A day earlier, ADM offered more than $200 million to build new silos and improve rail links but with GrainCorp handling 85 per cent of the eastern seaboard’s bulk grains exports, opposition from Nationals MPs and grain growers won the day.

The 93-year-old Qantas airline stirs even stronger patriotic fervour.

By law, foreign ownership of the carrier is capped at 49 per cent, with foreign airlines restricted to 35 per cent.

But with rival Virgin Australia moving to obtain $350 million from its three main foreign airline shareholders – Air New Zealand, Singapore Airlines and Etihad Airways – Qantas is worried.

Chief executive Alan Joyce fears its rival, which is 73 per cent owned by foreign airlines, will be able to obtain extra overseas capital to put Qantas out of business.

“It’s not a level playing field and it needs to be a level playing field,” he told a Brisbane business lunch this week.

Mr Hockey is sympathetic to Mr Joyce’s wish for the Qantas Sale Act, restricting foreign ownership, to be reviewed as the airline seeks commonwealth support to obtain cheap overseas finance.

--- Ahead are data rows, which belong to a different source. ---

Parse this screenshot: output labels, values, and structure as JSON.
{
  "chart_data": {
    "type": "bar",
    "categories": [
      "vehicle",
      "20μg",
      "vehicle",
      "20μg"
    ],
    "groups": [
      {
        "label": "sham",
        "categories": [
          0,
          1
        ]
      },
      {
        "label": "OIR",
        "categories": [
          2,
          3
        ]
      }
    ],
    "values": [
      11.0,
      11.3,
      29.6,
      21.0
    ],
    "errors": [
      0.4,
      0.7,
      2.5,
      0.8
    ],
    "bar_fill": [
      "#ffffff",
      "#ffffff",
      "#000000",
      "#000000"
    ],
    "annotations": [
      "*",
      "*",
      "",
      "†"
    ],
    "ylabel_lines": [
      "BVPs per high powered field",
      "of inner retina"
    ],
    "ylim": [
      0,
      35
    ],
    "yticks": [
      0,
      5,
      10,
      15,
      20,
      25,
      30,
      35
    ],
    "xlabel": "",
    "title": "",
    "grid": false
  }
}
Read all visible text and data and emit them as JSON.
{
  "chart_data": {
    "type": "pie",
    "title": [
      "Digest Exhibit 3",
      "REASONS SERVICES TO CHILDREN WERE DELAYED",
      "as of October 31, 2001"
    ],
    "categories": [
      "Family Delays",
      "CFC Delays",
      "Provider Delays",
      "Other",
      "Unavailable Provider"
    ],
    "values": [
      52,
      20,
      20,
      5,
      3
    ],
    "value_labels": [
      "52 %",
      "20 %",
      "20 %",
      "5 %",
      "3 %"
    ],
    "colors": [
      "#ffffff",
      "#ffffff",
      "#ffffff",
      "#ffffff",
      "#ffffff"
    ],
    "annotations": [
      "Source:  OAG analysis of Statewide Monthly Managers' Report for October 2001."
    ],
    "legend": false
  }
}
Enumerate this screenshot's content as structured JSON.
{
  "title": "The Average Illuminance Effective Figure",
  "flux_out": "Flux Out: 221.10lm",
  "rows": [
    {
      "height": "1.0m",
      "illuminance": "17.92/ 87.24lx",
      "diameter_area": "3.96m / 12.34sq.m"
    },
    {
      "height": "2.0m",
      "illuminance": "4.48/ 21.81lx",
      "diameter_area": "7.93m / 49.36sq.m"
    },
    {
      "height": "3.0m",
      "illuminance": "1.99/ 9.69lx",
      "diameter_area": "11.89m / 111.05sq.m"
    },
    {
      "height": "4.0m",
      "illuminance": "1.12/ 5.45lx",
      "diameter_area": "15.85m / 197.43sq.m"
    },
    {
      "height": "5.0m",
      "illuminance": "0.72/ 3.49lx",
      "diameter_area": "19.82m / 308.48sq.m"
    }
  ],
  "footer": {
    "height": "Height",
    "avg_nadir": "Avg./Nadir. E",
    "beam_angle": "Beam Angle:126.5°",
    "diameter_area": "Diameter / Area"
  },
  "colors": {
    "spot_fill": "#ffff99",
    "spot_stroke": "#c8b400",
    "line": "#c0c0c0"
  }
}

But other politicians are calling for foreign ownership caps to stay so Qantas remains an Australian airline.

The cheese and milk industry is another emotional minefield as Canadian dairy conglomerate Saputo squares off against Australian players Bega and Murray Goulburn for control of Warrnambool Cheese and Butter, Australia’s oldest surviving dairy company.

The Foreign Investment Review Board has approved Saputo’s bid but convincing the Australian public that a brand founded in 1888 should go the way of Vegemite, VB and Speedos is another matter.